From problem to solution
For years, remote access to Unix systems relied on telnet and rlogin: protocols that transmit credentials and data in plain text over the network. In a context where local networks extend over the Internet and traffic crosses shared infrastructure, this exposure represents a concrete risk. The SSH (Secure Shell) protocol, designed in 1995 by Tatu Ylönen at the University of Helsinki, was created to solve exactly this problem: an encrypted channel for remote sessions, file transfer and tunneling.

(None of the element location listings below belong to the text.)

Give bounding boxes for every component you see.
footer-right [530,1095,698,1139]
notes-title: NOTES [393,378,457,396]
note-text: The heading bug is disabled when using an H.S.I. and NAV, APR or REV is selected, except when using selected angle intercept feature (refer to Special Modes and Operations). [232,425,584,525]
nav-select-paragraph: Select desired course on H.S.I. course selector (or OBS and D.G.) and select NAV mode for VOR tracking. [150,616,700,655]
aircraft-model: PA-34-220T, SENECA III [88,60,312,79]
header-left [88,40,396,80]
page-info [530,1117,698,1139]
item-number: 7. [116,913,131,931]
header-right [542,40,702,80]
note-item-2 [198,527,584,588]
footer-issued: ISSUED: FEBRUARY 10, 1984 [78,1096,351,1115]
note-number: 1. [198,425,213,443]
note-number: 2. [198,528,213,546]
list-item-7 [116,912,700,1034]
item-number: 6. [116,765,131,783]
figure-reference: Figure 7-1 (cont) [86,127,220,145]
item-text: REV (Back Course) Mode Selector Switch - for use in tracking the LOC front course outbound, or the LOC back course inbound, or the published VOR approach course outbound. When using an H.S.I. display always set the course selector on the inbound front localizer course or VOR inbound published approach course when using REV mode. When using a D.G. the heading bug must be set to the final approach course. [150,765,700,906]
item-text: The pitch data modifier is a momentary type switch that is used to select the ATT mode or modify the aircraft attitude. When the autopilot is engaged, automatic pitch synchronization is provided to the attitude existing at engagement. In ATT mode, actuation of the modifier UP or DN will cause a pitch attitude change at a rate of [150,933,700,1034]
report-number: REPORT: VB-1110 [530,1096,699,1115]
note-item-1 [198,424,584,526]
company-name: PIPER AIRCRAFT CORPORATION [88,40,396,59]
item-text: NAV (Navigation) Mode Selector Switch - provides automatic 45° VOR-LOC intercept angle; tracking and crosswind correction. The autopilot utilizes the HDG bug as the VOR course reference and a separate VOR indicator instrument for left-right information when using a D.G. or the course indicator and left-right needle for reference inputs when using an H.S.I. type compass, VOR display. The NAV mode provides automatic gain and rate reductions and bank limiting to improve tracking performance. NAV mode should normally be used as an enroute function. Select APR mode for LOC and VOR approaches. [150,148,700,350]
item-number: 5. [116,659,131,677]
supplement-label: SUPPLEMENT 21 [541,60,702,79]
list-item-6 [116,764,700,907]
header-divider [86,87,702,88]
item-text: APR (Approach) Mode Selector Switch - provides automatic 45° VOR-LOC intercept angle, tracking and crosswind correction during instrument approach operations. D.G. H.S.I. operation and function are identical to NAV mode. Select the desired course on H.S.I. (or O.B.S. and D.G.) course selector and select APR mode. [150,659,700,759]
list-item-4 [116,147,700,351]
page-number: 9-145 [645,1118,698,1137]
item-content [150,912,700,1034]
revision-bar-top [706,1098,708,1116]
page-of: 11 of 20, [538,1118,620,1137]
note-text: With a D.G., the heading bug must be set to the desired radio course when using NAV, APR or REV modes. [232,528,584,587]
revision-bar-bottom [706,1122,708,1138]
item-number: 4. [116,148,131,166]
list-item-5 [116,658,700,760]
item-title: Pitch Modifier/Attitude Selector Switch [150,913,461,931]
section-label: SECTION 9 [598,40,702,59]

Ylönen’s original implementation, however, evolved towards a restrictive commercial licence. The OpenBSD project, known for its focus on security and code correctness, decided to develop a completely free implementation based on the last openly licensed version. This is how OpenSSH was born, and it quickly became the reference SSH implementation on virtually every Unix and Linux system.
Key features
OpenSSH implements the SSH-2 protocol with a comprehensive set of capabilities:
- Public key authentication: RSA or DSA key pairs replace passwords, eliminating the risk of credential interception
- Channel encryption: all traffic — including commands, output and transfers — is protected by algorithms such as 3DES and Blowfish
- Port forwarding: it is possible to create encrypted tunnels for any TCP protocol, protecting application traffic that would otherwise travel in plain text
- SCP and SFTP: secure file transfer, respectively via remote copy and FTP protocol over an SSH channel
Security as a process
The OpenBSD team applies to OpenSSH the same code auditing discipline that characterises the operating system: systematic review, privilege separation and attack surface minimisation. The sshd daemon uses privilege separation — an unprivileged process handles the network connection, delegating critical operations to a process with minimal privileges.
OpenSSH is now installed by default on nearly every Unix and Linux production server. telnet and rlogin, for any use involving untrusted networks, are effectively superseded.